Quite honestly I find all this stuff very hard to believe but of all the fifteen impossible things I am asked to believe before breakfast the idea that God loves everyone more than I can imagine but also has a torture chamber worse than I can imagine waiting for lots of them is the most ridiculous.
Eternity is also forever and ever. Backwards. I.e. for real.
So is your universalism qualified, hopeful, or what? Does God reconcile all things to himself or just most of them? If only most of them, who fails to make the cut, and why? What happens to them that is just in the sense of appropriate, fitting, as it should be?
(I mean, I'm tempted by universalism, but it's not without its problems...).
A Short Stay in Heaven makes the limitations of thinking in terms of duration clear, but nevertheless helps explore the issues at hand, notably the idea of a Purgatory, which we seem to be discussing somewhat here.
Assuming a putative 'Purgatory' is in some way experienced, which seems to be consistent with allowing conscious realisation and transformation, one needs some sort of dimension in which that consciousness can be experienced. Time seems like the closest possible approximation.
This seems an incongruous point to make against people arguing against the possibility of eternal punishment.
I have no problem using time as an analogue for whatever change occurs in in eternity.
I cannot conceive of God ever giving up on anyone or thing he has created. Especially when he by definition understands how we tick so well.
Hmm, that's a Deep Thought/Earth problem. You'd have to understand what the question means.
How?
Upthread the Sheep and the Goats (Mat 25) was mentioned in relation to whether there is a literal hell. Again I think this is just vivid imagery to make the radical point that there are sins of *omission* eg failing to feed or clothe the poor or care for those in prison. Of course we are not told how much caring for the poor we have to do to avoid ending up like the 'goats' with 'eternal punishment'. So a moral warning, not a piece of systematic theology.
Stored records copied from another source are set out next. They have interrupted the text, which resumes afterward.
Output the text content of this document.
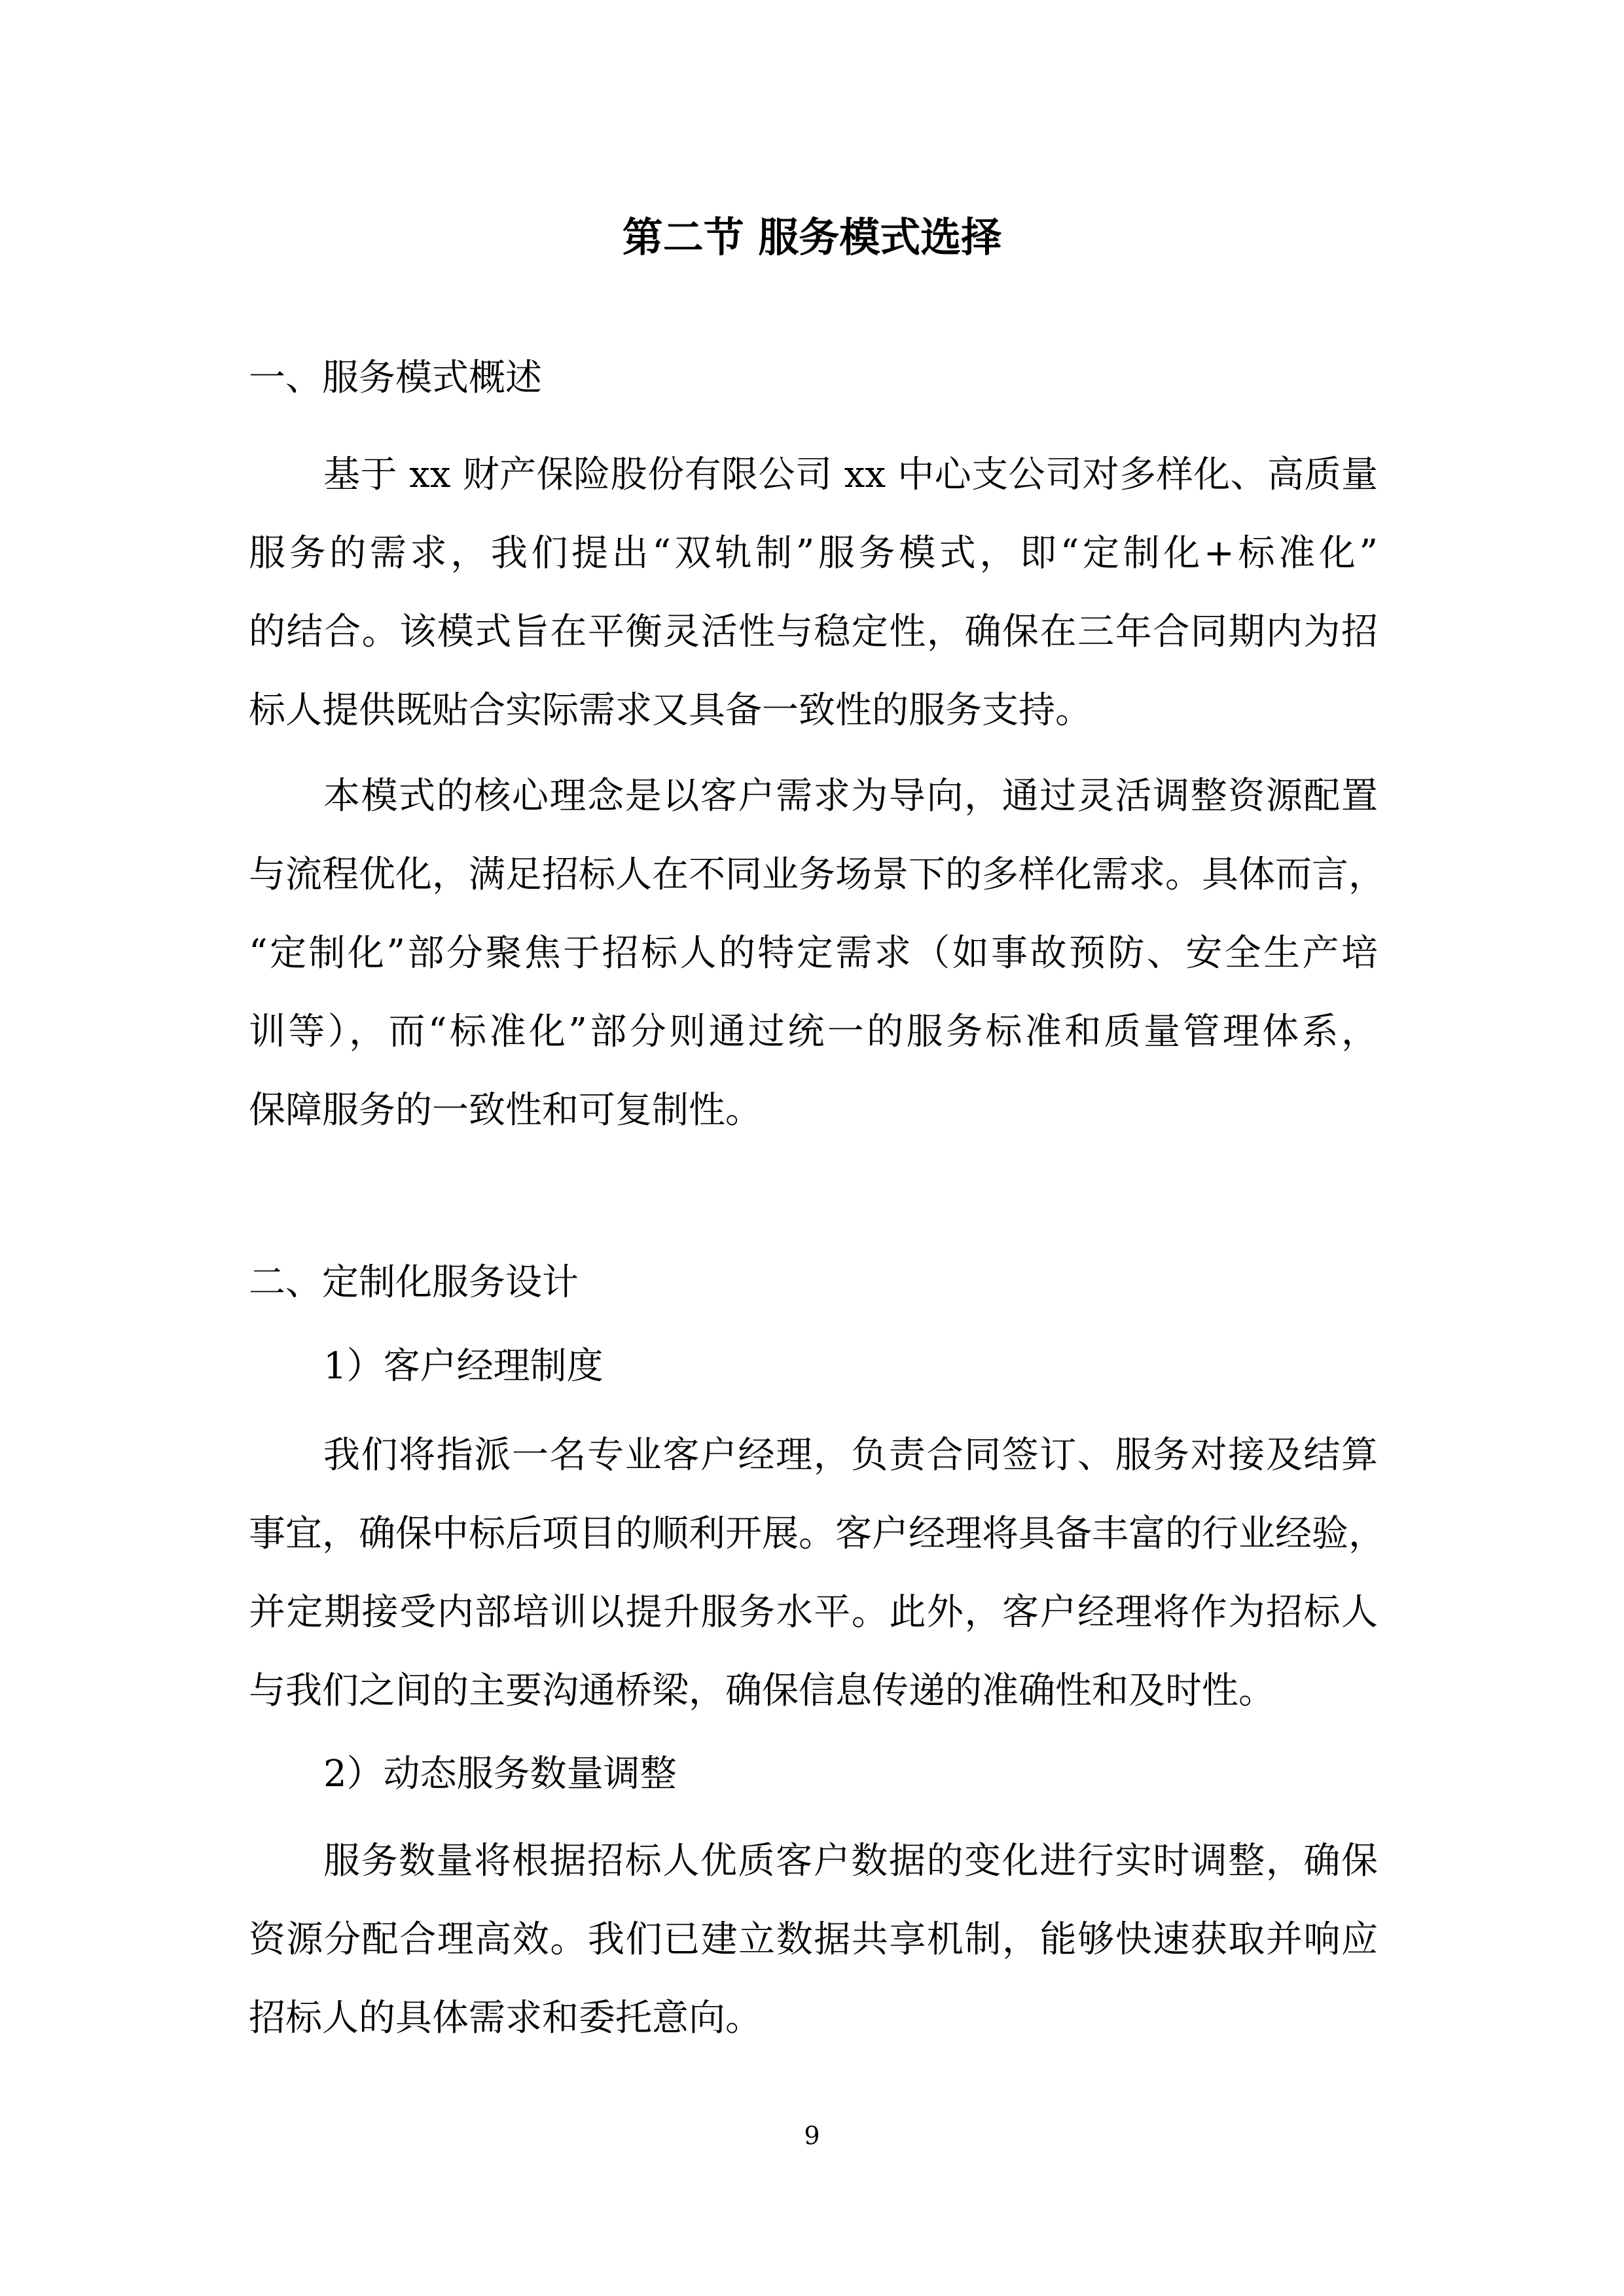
第二节 服务模式选择

一、服务模式概述

基于 xx 财产保险股份有限公司 xx 中心支公司对多样化、高质量

服务的需求，我们提出“双轨制”服务模式，即“定制化+标准化”

的结合。该模式旨在平衡灵活性与稳定性，确保在三年合同期内为招

标人提供既贴合实际需求又具备一致性的服务支持。

本模式的核心理念是以客户需求为导向，通过灵活调整资源配置

与流程优化，满足招标人在不同业务场景下的多样化需求。具体而言，

“定制化”部分聚焦于招标人的特定需求（如事故预防、安全生产培

训等），而“标准化”部分则通过统一的服务标准和质量管理体系，

保障服务的一致性和可复制性。

二、定制化服务设计

1）客户经理制度

我们将指派一名专业客户经理，负责合同签订、服务对接及结算

事宜，确保中标后项目的顺利开展。客户经理将具备丰富的行业经验，

并定期接受内部培训以提升服务水平。此外，客户经理将作为招标人

与我们之间的主要沟通桥梁，确保信息传递的准确性和及时性。

2）动态服务数量调整

服务数量将根据招标人优质客户数据的变化进行实时调整，确保

资源分配合理高效。我们已建立数据共享机制，能够快速获取并响应

招标人的具体需求和委托意向。

9
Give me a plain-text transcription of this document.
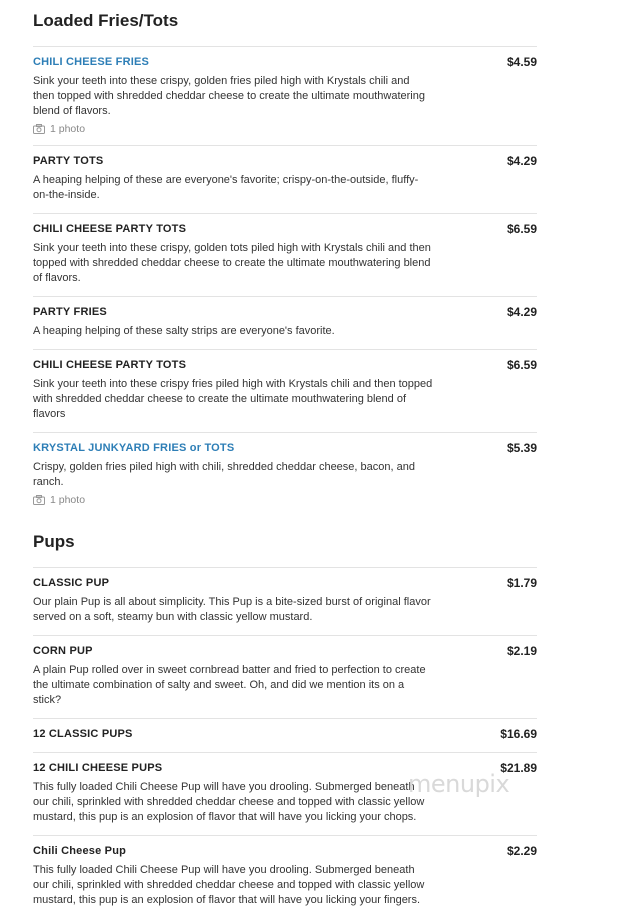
Loaded Fries/Tots
CHILI CHEESE FRIES	$4.59
Sink your teeth into these crispy, golden fries piled high with Krystals chili and then topped with shredded cheddar cheese to create the ultimate mouthwatering blend of flavors.
1 photo
PARTY TOTS	$4.29
A heaping helping of these are everyone's favorite; crispy-on-the-outside, fluffy-on-the-inside.
CHILI CHEESE PARTY TOTS	$6.59
Sink your teeth into these crispy, golden tots piled high with Krystals chili and then topped with shredded cheddar cheese to create the ultimate mouthwatering blend of flavors.
PARTY FRIES	$4.29
A heaping helping of these salty strips are everyone's favorite.
CHILI CHEESE PARTY TOTS	$6.59
Sink your teeth into these crispy fries piled high with Krystals chili and then topped with shredded cheddar cheese to create the ultimate mouthwatering blend of flavors
KRYSTAL JUNKYARD FRIES or TOTS	$5.39
Crispy, golden fries piled high with chili, shredded cheddar cheese, bacon, and ranch.
1 photo
Pups
CLASSIC PUP	$1.79
Our plain Pup is all about simplicity. This Pup is a bite-sized burst of original flavor served on a soft, steamy bun with classic yellow mustard.
CORN PUP	$2.19
A plain Pup rolled over in sweet cornbread batter and fried to perfection to create the ultimate combination of salty and sweet. Oh, and did we mention its on a stick?
12 CLASSIC PUPS	$16.69
12 CHILI CHEESE PUPS	$21.89
This fully loaded Chili Cheese Pup will have you drooling. Submerged beneath our chili, sprinkled with shredded cheddar cheese and topped with classic yellow mustard, this pup is an explosion of flavor that will have you licking your chops.
Chili Cheese Pup	$2.29
This fully loaded Chili Cheese Pup will have you drooling. Submerged beneath our chili, sprinkled with shredded cheddar cheese and topped with classic yellow mustard, this pup is an explosion of flavor that will have you licking your fingers.
menupix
While I was in Matthew I thought I'd have a look there at the Sermon on the Mount;
2 references to hell: 'Anyone who says 'You fool!' will be in danger of the fire of hell'. A call for reconciliation really. And 'It is better for you to lose one part of your body than for your whole body to go into hell'. I don't think Christians have ever taught that fornicating men should emasculate themselves to avoid hell!
Also 'You are the salt of the earth' must have been the subject of a million sermons. Who's to say it doesn't mean that the 'elect' are 'saved' as gift-bearers (the gift being grace) for the whole of humanity who will ultimately be saved (I got this idea from the mission theology of the late Lesslie Newbegin).
And while we are in the Sermon on the Mount how about the Beatitudes:
To be called 'sons of God' 'all' we have to do is be peacemakers. And to be shown mercy 'all' you have to do is -be merciful! etc etc.
Seek ye first the Kingdom of God and His righteousness. It's more than doing the right stuff, it's being the believing people. Fruitfulness will only come through faithfulness.
Tough for all those people who desperately want to believe but can't.
If you can't trully believe, just try and follow the 2nd of Jesus's commandments
That does not turn one into a believer, which @ExclamationMark makes the requirement.
I hope that God appreciates the effort anyway
If doubt was admissible then, it surely is now; more than that, I think it's a healthy component of genuine faith, not a symptom of defective faith. It's not the same thing as the wilful unbelief of the soldiers and those they colluded with, who knew the truth and sought to cover it up because it was the truth, not because of any legitimate doubt.